Date: 1998-09-09
A world without traffic law enforcement would be hard to imagine, but is tougher and tougher enforcement the best way to reduce sloppy and reckless driving and improve safety?
This is one area of driving and traffic where there is no shortage of research, and this research has brought some surprising results. For example, tougher penalties for breaking the law may be less effective as deterrents than softer penalties, but with a greater chance of being caught.
And sometimes a blitz of enforcement activity can have unintended side effects. For example a well-documented crackdown on drinking and driving in the Canadian province of British Columbia in 1977 may actually have led to an increase in road deaths! (see Target Risk, Chapter 8). During the enforcement blitz, the total number of times drivers were stopped was equivalent to 30% of the number of vehicles registered in the province. A time series analysis of traffic fatalities during the period of the blitz indicated an 18% decrease in the number of alcohol-related deaths, but there was a 19% increase in total traffic deaths during the crackdown period!

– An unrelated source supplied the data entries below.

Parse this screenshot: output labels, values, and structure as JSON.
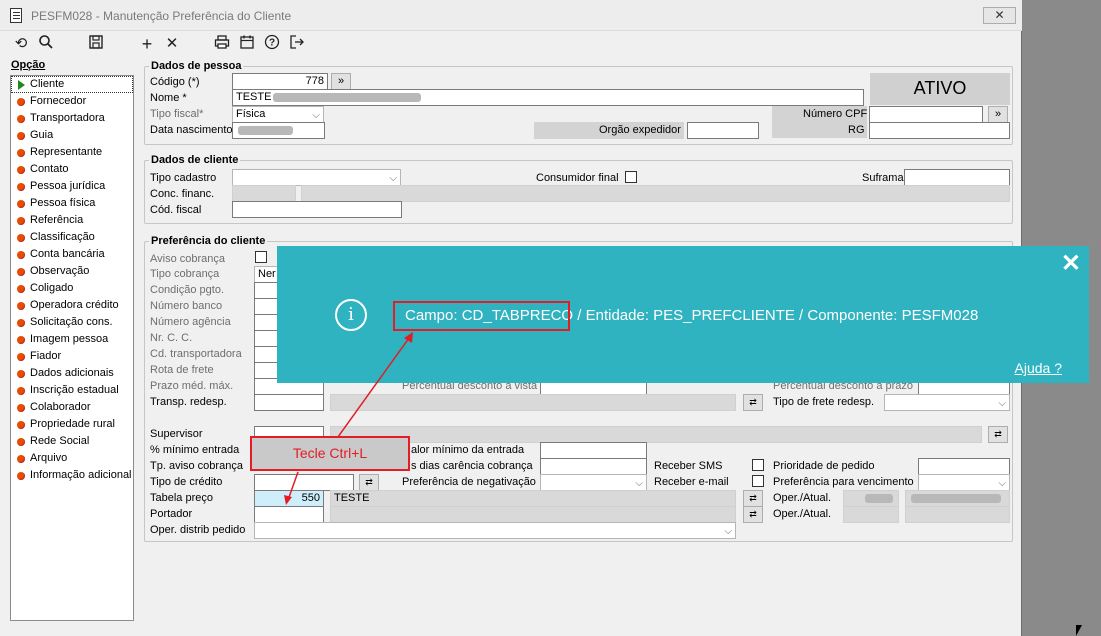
{
  "window": {
    "title": "PESFM028 - Manutenção Preferência do Cliente",
    "close": "✕"
  },
  "toolbar": {
    "items": [
      "undo-icon",
      "search-icon",
      "save-icon",
      "add-icon",
      "delete-icon",
      "print-icon",
      "calendar-icon",
      "help-icon",
      "exit-icon"
    ]
  },
  "sidebar": {
    "label": "Opção",
    "items": [
      "Cliente",
      "Fornecedor",
      "Transportadora",
      "Guia",
      "Representante",
      "Contato",
      "Pessoa jurídica",
      "Pessoa física",
      "Referência",
      "Classificação",
      "Conta bancária",
      "Observação",
      "Coligado",
      "Operadora crédito",
      "Solicitação cons.",
      "Imagem pessoa",
      "Fiador",
      "Dados adicionais",
      "Inscrição estadual",
      "Colaborador",
      "Propriedade rural",
      "Rede Social",
      "Arquivo",
      "Informação adicional"
    ]
  },
  "pessoa": {
    "legend": "Dados de pessoa",
    "codigo_label": "Código (*)",
    "codigo_value": "778",
    "nome_label": "Nome *",
    "nome_value": "TESTE",
    "tipo_fiscal_label": "Tipo fiscal*",
    "tipo_fiscal_value": "Física",
    "nascimento_label": "Data nascimento",
    "orgao_label": "Orgão expedidor",
    "cpf_label": "Número CPF",
    "rg_label": "RG",
    "status": "ATIVO",
    "go_btn": "»"
  },
  "cliente": {
    "legend": "Dados de cliente",
    "tipo_cadastro_label": "Tipo cadastro",
    "consumidor_label": "Consumidor final",
    "suframa_label": "Suframa",
    "conc_label": "Conc. financ.",
    "fiscal_label": "Cód. fiscal"
  },
  "preferencia": {
    "legend": "Preferência do cliente",
    "left_labels": [
      "Aviso cobrança",
      "Tipo cobrança",
      "Condição pgto.",
      "Número banco",
      "Número agência",
      "Nr. C. C.",
      "Cd. transportadora",
      "Rota de frete",
      "Prazo méd. máx.",
      "Transp. redesp."
    ],
    "tipo_cobranca_value": "Ner",
    "perc_vista": "Percentual desconto à vista",
    "perc_prazo": "Percentual desconto à prazo",
    "tipo_frete_redesp": "Tipo de frete redesp.",
    "supervisor": "Supervisor",
    "minimo_entrada": "% mínimo entrada",
    "valor_minimo": "alor mínimo da entrada",
    "tp_aviso": "Tp. aviso cobrança",
    "dias_carencia": "s dias carência cobrança",
    "receber_sms": "Receber SMS",
    "prioridade": "Prioridade de pedido",
    "tipo_credito": "Tipo de crédito",
    "pref_negativacao": "Preferência de negativação",
    "receber_email": "Receber e-mail",
    "pref_vencimento": "Preferência para vencimento",
    "tabela_preco": "Tabela preço",
    "tabela_code": "550",
    "tabela_desc": "TESTE",
    "oper_atual": "Oper./Atual.",
    "portador": "Portador",
    "oper_distrib": "Oper. distrib pedido"
  },
  "popup": {
    "message": "Campo: CD_TABPRECO / Entidade: PES_PREFCLIENTE / Componente: PESFM028",
    "help": "Ajuda ?",
    "close": "✕",
    "icon": "info-icon"
  },
  "annotation": {
    "callout": "Tecle Ctrl+L",
    "color": "#e21d26"
  }
}
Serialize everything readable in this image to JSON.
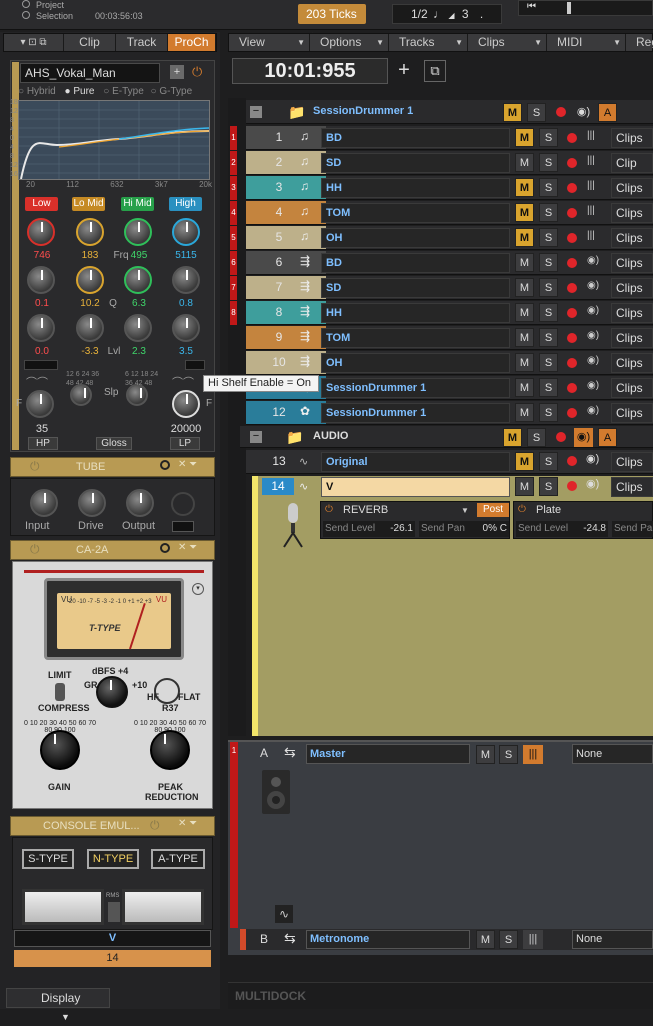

Risk psychologist Gerald Wilde theorizes that the phenomenon was due to a shift in risk-taking. Drivers' BACs were lowered by the enforcement action, he speculates, but there may have been a general relaxing of wariness amongst drivers who were now driving with less alcohol in their systems, and perhaps also amongst drivers who did not drink and drive but now became more complacent because of the enforcement blitz.
Traffic law enforcement has always existed in a sort of ecological balance between daily necessity and the letter of the law. Few drivers are well-informed about specifics of traffic laws in the areas in which they drive, but they do typically have a casual code of behavior that traffic sociologist J. Peter Rothe calls "informal laws." If informal laws and the enforcement of written laws get too much out of alignment there will be acrimony and hostility between the driving public and police. Understanding the importance of maintaining that balance is one of the key issues of traffic law enforcement.